El Coronavirus provocó la peor pandemia que ha padecido el mundo en la historia moderna.

Si necesitábamos un ejemplo contundente del significado de la globalización ya lo tenemos. Número de muertos, interrelación de los adelantos de la ciencia para evitar desequilibrios que atentan contra la propia humanidad, cooperación entre los Estados e interdependencia de actividades económicas.

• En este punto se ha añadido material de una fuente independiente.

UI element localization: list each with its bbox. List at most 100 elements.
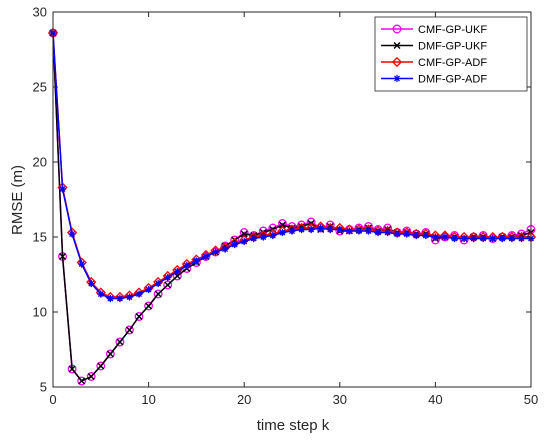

Desde finales del siglo pasado hasta la época reciente se estaba expandiendo la creencia en que las vacunas eran recurso del capitalismo para mantenernos controlados (quién sabe de qué o para qué) o para incrementar sus ganancias a partir de provocar enfermedades y luego idear las vacunas.

Ese fanatismo atraviesa por una crisis de credibilidad y qué bueno. No obstante, hay gobiernos que aún expresan ese tipo de creencias contrarias a la ciencia y, sobre todo, a la salud. México es un ejemplo de ello cuando su presidente menospreció los efectos del Coronavirus y desestimó a la ciencia (aunque en su discurso diga lo contrario) enarbolando amuletos o rezos contra el contagio (dentro de esos excesos también señaló que las personas corruptas eran más propensas a contagiarse.